ICANN has hit the registry with a breach notice for unpaid dues and stripped it of its registrar accreditation.

In addition, its web sites no longer appear functional and I’ve just bought its official IANA-listed domain name for under $10.

Asiamix Digital is the Hong Kong-based company behind both TLDs, doing business as dotFans.

It launched .fans in September 2015, with retail pricing up around the $100 mark, but never actually got around to launching the singular variant, which it acquired (defensively?) from Rightside (now Donuts) earlier that year.

.fans had fewer than 1,400 domains in its zone file yesterday, down from a peak of around 1,500, while .fan had none.
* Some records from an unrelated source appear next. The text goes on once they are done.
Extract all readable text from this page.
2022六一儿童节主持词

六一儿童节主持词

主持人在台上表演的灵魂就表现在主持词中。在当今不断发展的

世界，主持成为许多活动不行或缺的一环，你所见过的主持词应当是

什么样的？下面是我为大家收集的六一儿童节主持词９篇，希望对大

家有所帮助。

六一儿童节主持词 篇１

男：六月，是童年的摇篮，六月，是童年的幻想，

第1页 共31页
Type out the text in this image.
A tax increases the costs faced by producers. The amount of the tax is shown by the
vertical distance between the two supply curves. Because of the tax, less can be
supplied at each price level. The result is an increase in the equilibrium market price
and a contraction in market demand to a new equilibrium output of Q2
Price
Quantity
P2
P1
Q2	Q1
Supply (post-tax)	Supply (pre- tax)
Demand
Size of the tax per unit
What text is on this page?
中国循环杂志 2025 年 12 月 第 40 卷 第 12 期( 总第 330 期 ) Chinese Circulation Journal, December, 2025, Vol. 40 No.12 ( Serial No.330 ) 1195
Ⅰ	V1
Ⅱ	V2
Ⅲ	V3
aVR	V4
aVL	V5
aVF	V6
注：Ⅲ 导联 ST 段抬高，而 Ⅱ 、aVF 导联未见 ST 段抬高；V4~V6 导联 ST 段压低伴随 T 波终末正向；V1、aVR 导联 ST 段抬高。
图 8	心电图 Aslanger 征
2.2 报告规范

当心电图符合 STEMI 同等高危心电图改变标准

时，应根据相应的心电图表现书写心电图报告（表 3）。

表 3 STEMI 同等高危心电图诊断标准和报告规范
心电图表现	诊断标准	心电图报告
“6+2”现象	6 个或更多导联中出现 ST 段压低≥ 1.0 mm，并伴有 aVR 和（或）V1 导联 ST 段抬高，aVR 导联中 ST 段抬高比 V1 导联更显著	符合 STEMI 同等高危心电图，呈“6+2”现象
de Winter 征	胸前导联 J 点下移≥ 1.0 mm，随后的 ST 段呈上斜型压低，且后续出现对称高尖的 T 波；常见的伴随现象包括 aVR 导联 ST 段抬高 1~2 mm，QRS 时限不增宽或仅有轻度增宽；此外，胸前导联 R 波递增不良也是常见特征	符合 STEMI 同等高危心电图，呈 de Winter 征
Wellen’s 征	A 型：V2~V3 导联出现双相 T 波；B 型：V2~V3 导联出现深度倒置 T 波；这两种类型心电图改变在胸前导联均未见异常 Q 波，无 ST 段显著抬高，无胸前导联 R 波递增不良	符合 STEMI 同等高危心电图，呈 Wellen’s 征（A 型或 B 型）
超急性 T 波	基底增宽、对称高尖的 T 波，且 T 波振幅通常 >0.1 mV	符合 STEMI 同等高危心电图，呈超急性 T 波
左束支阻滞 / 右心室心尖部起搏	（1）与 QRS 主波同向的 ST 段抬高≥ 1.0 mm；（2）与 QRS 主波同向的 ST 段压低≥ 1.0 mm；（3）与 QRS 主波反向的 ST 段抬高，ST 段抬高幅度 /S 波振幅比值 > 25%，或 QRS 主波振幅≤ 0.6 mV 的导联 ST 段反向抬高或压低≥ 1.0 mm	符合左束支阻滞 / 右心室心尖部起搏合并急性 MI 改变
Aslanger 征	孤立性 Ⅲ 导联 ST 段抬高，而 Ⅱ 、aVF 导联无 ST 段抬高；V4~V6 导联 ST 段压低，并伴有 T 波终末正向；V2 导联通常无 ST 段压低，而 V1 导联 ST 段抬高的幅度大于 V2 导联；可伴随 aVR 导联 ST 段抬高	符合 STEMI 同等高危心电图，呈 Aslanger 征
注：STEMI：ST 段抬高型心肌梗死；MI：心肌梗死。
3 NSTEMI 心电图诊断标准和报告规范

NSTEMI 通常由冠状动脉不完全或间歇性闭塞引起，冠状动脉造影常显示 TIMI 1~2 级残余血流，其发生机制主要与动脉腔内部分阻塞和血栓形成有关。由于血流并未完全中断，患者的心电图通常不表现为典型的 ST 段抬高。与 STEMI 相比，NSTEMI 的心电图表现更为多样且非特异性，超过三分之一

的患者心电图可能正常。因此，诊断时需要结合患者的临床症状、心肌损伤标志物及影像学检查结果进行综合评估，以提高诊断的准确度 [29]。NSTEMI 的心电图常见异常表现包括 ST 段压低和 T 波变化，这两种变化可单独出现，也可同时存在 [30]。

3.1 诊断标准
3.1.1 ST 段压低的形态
dotFans in-house accredited registrar, Fan Domains, didn’t seem to actually sell any domains and it got terminated by ICANN (pdf) at the end of March for failing to provide basic registrar services.

And now it seems the registry itself has been labeled as a deadbeat by ICANN Compliance, which has filed a breach notice (pdf) alleging non-payment of registry fees.

While breach notices against TLD registries are not uncommon these days, I think this is the first one I’ve seen alleging non-payment and nothing else.

The notice claims that the registry’s legal contact’s email address is non-functional.

In addition, the domains nic.fans, nic.fan and dotfans.com all currently resolve to dead placeholder pages.

Meanwhile, dotfans.net, the company’s official domain name as listed in the IANA database now belongs to me, kinda.

It expired March 12, after which it was promptly placed into a GoDaddy expired domains auction. Where I just bought it for £6.98 ($9.92).

dotfans

To be clear, I do not currently control the domain. It’s still in post-expiration limbo and GoDaddy support tells me the original owner still has eight days left to reclaim it.

After that point, maybe I’ll start getting the registry’s hate mail from ICANN. Or perhaps not; it seems to have been using the .com equivalent for its formal communications.

Should .fan and .fans get acquired by another registry soon — which certainly seems possible — rest assured I’ll let the domain go for a modest sum.